Le procureur de la République de Béziers, Arnaud Faugère, a confirmé ce lundi 22 juin la réouverture d’une enquête pour agression sexuelle visant Joël Barella. Les deux procédures closes dans l’Hérault ont été menées « en parfaite connaissance » mutuelle, sans lien avec le meurtre commis dans le Gers par son fils, Jérôme Barella.
Deux procédures distinctes mais coordonnées
Dans un communiqué, Arnaud Faugère explique que les deux procédures judiciaires ouvertes dans l’Hérault mettant en cause Joël Barella, père de Jérôme Barella – principal suspect du meurtre de la petite Lyhanna dans le Gers – « bien qu’ayant fait l’objet de traitements distincts, ont chacune été conduites en parfaite connaissance de l’existence et du contenu de l’autre ». L’examen de l’enquête préliminaire relative aux faits d’agression sexuelle dénoncés par Maeva Duprat, petite-fille par alliance de Joël Barella, révèle ainsi que le magistrat du parquet chargé de cette procédure avait pleinement connaissance de l’information judiciaire ouverte à la suite des accusations formulées par Prescylla Duprat, demi-sœur de Maeva Duprat, contre la même personne.

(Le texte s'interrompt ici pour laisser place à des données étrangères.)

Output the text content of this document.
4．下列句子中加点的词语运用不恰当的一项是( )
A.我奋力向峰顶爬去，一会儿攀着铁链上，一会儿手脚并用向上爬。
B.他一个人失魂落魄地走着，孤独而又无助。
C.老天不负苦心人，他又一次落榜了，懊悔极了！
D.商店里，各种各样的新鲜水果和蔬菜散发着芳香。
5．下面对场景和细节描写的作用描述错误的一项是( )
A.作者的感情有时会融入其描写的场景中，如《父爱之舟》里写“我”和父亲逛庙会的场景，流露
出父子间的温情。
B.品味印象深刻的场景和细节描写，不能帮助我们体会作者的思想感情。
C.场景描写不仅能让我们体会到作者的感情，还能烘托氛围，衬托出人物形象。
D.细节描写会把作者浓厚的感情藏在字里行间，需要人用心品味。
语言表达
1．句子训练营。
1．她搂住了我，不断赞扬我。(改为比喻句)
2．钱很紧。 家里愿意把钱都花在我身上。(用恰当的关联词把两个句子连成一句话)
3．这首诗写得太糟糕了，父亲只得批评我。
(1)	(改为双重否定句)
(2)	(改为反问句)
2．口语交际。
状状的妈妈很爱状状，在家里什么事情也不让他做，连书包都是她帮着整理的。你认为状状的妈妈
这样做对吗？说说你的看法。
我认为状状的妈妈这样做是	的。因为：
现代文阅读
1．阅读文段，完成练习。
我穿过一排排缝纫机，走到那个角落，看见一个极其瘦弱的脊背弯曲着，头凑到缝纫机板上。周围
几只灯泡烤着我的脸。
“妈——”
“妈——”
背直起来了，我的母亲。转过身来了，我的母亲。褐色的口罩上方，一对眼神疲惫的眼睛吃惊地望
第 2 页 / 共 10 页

Pas de jonction des dossiers
De manière réciproque, plusieurs procès-verbaux versés au dossier de l’information judiciaire concernant les faits dénoncés par Prescylla Duprat démontrent que « le juge d’instruction était informé de la plainte déposée par Maeva Duprat, de ses circonstances ainsi que du mode opératoire imputé à Joël Barella ». Dès lors, « tant la décision de classement sans suite prise dans le cadre de la première procédure que l’ordonnance de non-lieu rendue dans la seconde, ainsi que le choix de ne pas joindre ces deux procédures, ont été adoptés en pleine connaissance de l’ensemble des éléments alors disponibles concernant Joël Barella », précise Arnaud Faugère.
Réouverture de l’enquête possible, mais pas de charges nouvelles
Le parquet de Béziers confirme avoir repris les investigations relatives à l’enquête concernant les faits dénoncés par Maeva Duprat, précédemment classée sans suite. « Cette réouverture est légalement possible et n’est subordonnée à aucune condition particulière. En revanche, la reprise de l’information judiciaire close par une ordonnance de non-lieu n’est envisageable qu’en présence de charges nouvelles à l’encontre de Joël Barella, qui n’auraient pas été portées à la connaissance du juge d’instruction au moment où il a rendu sa décision. » À ce jour, le parquet de Béziers n’identifie aucun élément de cette nature.
Absence de lien entre les faits du père et du fils
« Les faits reprochés à Jérôme Barella ne peuvent être considérés comme des charges nouvelles au sens de la loi, dès lors qu’il n’apparaît pas avoir participé, de quelque manière que ce soit, aux faits reprochés à son père, Joël Barella », conclut le procureur.